IF YOU HAVE…….
For anyone watching television these days, they are hard to escape. You know, the “if you have” commercials. If you have erectile dysfunction, firbromyalgia, dry eyes, rheumatoid arthritis, osteoporosis, or over active bladder. It seems like pharmaceutical companies have been hawking us their products, via “direct to consumer marketing” on the tube forever. As a mostly free-market individual, I am usually blasé about such things, but I for one would like to see these advertisements banned.

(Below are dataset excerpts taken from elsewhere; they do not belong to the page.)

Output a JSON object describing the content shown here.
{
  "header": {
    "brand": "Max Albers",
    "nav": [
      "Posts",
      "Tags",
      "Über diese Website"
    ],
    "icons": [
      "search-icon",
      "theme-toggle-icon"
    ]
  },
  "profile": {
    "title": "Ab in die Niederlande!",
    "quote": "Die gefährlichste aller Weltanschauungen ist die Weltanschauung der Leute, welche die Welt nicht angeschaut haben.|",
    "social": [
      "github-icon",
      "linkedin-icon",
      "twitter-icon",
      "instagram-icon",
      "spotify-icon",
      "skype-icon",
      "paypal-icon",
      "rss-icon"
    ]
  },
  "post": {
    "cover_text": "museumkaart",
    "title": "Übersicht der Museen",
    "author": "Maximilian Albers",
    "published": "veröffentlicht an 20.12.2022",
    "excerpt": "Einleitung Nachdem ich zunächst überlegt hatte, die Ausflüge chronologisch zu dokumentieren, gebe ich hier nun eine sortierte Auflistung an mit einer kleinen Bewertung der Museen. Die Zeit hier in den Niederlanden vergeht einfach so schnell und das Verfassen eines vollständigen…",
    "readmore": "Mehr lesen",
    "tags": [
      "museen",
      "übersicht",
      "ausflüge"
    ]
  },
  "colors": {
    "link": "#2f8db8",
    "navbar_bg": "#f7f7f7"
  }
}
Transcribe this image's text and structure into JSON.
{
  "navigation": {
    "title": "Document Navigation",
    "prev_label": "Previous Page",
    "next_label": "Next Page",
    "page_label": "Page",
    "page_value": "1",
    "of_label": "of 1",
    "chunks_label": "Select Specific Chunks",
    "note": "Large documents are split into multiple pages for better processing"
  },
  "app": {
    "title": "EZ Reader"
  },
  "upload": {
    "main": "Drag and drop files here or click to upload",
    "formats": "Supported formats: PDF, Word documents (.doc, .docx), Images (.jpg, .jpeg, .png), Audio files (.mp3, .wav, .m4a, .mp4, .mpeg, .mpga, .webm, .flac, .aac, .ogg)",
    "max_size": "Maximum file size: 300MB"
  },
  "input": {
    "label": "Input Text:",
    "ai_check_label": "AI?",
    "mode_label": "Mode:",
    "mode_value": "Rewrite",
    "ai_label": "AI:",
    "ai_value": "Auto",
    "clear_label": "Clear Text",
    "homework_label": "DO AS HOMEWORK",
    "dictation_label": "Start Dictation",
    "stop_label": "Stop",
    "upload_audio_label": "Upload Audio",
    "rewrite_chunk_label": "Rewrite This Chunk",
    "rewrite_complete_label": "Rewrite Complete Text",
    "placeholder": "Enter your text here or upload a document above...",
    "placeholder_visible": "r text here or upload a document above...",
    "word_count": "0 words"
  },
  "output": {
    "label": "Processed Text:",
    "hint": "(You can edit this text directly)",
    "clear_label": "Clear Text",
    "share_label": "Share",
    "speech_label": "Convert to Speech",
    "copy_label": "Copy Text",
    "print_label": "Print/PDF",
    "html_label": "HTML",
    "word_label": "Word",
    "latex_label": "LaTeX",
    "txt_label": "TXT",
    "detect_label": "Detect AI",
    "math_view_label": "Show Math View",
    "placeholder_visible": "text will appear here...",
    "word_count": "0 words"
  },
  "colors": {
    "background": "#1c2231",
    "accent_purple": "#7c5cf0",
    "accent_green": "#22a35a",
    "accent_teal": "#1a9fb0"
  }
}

When my patients come to me with medical problems, I try to prescribe the best solution for their problem. Often it is a generic medication, but sometimes when no generic is available, brand name drugs are necessary. However, to create a need in the mind of the patient, when there is minimal or no problem, that drug “X” will cure disease “Y”, is often disingenuous. Yes, many middle age men have trouble maintaining erections, and in this respect the ED drugs have been nothing less than a godsend. However, how many men over the age of 55 wouldn’t want to have a stronger erection, but don’t actually have a disease? I once had a 90 year old male patient who asked me for a prescription for Viagra as his wife of 60 years sat in the exam room rolling her eyes, non-verbally pleading, “Please doctor, no, don’t do it.”
Or the middle age woman whose various aches and pains have now been diagnosed as fibromyalgia, who is telling me about all of the side effects she is having from her new medication. Not surprisingly it turned out she asked her family doctor to prescribe it for her after watching a television commercial.
Commonsense should tell us that non-life threatening illnesses might not be worth the encyclopedic list of potential side effects. Even the commercials themselves disclose this as they spend almost as much time telling us about all the bad things that can happen if we take their medicine, as the good ones. So is the newest, and usually most expensive, osteoporosis drug worth taking if it can also cause heartburn, back pain, bronchitis, diarrhea, headache, abdominal pain, dizziness, or (rarely) disintegration of the jaw?
I for one say it is time to ban consumer-driven marketing from television. We can’t prevent patients from researching their medicines on the web. But let’s stop creating a demand for the latest drugs in between episodes of “Lost” or “Scrubs.” Until then just pass me the remote so I can find the mute button.